L'immersif

Publié le par Blof

J'ai rencontré il y a peu de temps un artiste qui monte des pièces de théâtre de rue immersif à un seul spectateur. Il faut le réveiller, réveiller les sens et les émotions de cet individu moderne endormi, spectateur trop passif et amorphe d'une vie cadrée dans une société toute réglée et administrée. Ce qui est "underground" (selon les dires enthousiastes de cet dernier) sera le commun de demain, les techniques indispensables pour réveiller ce citadin azimuté qui doit, pour supporter cet environnement anxiogène et agressif, éteindre ses sens et émotions. Il faut savoir le réveiller au sein d'espaces imaginaires et en quelques sortes protégés pour le maintenir en vie. La consommation, des objets à l'individu, rentre dans l'expérience elle-même. Nous n'offrirons plus un cadeau mais une expérience, expériences qui colleront alors peut être enfin à ces profusions d'images et histoires dont on nous abreuve, qui nous maintiennent en haleine et nous font désirer un instantané pré-codifié. 

Amusant aussi d'entendre cet artiste se dire "underground" et "révolutionnaire" quand le marketeur s'engage dans la même démarche et présente à un L'Oréal avide et enthousiaste ces nouvelles stratégies de marketing immersif. Nous ne vendons plus des produits, nous vendons une expérience unique. 

Constat finalement toujours égal d'espaces innovants qui se répètent, encore embryonnaires et qui ne se croisent pas, qui ne voient pas que chacun tire de son côté pour maintenir in fine un certain équilibre entre militants/acceptants et qui tous répondent aux mêmes besoins. C'est finalement une même opposition pour des usages innovants qui ne changeront pas nécessairement l'équilibre existant. Que ce soit dans ces stratégies immersives, dans ces mouvements queer et transhumanistes, dans ces localismes et circuits courts ou encore dans la "sharing economy". 

La seule position qui me paraît aujourd'hui tenable est de se situer dans l'entre deux monde, permettant de croiser et de voir les redites dans ses espaces qui se veulent pourtant si opposés. Volonté de les rassembler et confronter pour préciser ce qui arrive, au delà d'une fascination de tout un chacun face à sa propre audace. Prendre la position du "psychohistorien" d'Asimov si l'on veut pour rire de cet individualité tant avancé pour répondre à un mouvement inexorable. 

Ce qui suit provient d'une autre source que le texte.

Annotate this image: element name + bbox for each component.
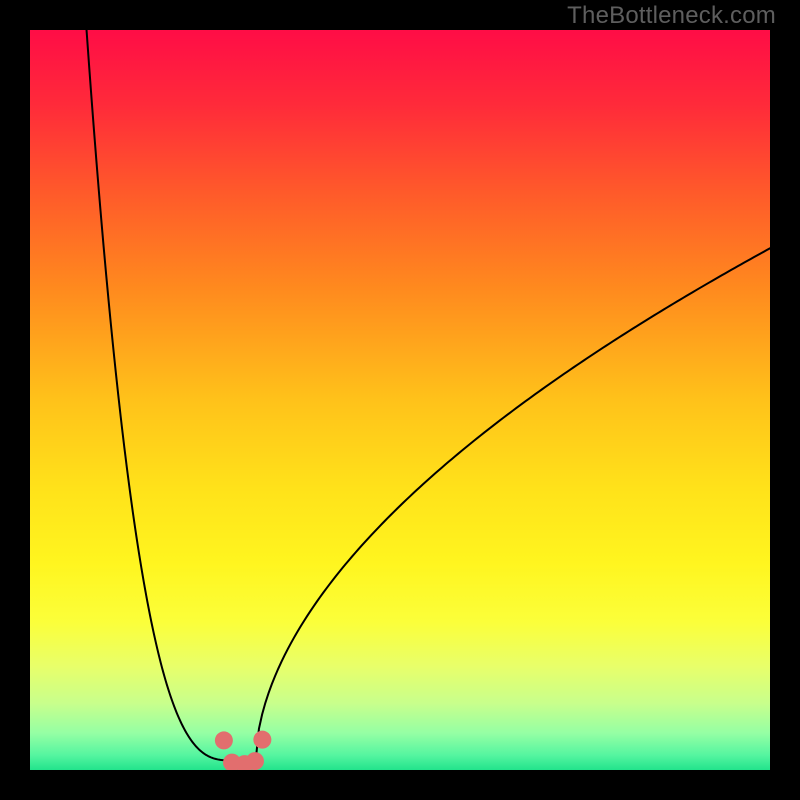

Il y a une envie profonde de plonger dans cet inconnu et ses nouveaux fascinants, de m'inscrire dans ce mouvement d'innovation technique et politique mais il y a toujours cependant quelque chose qui me retient et qui va je l'espère au delà de la peur : une forme de retenue, de perception du danger qu'il y aurait à répondre aux besoins, aux dysfonctionnements et manques d'un monde que je ne peux approuver. Donner ce qui manque, combler les trous, n'est-ce pas le renforcer ? Le stabiliser ? Lui apporter quelques solutions palliatives et dangereuses à des problèmes pourtant structurels ? dont on ne ferait que repousser la résolution réelle voire même surtout rendre celle-ci inévitablement plus violente et douloureuse, plus mal-aisé ?

 Mais en même temps, qui peut avoir l'arrogance de croire que l'on peut s'opposer au "flux" si l'on veut employer des termes à la mode ? La plus grande leçon de Foucault ne serait-elle pas finalement, avec et contre lui, que l'on ne situe jamais "hors de" et qu'il faut bien accepter sa place et s'inscrire dans ce mouvement pour essayer d'y insufler quelques déviations. La fondation, c'est anticiper et influencer, c'est préparer, l'individu étant bien trop insignifiant pour briser un mouvement aussi puissant.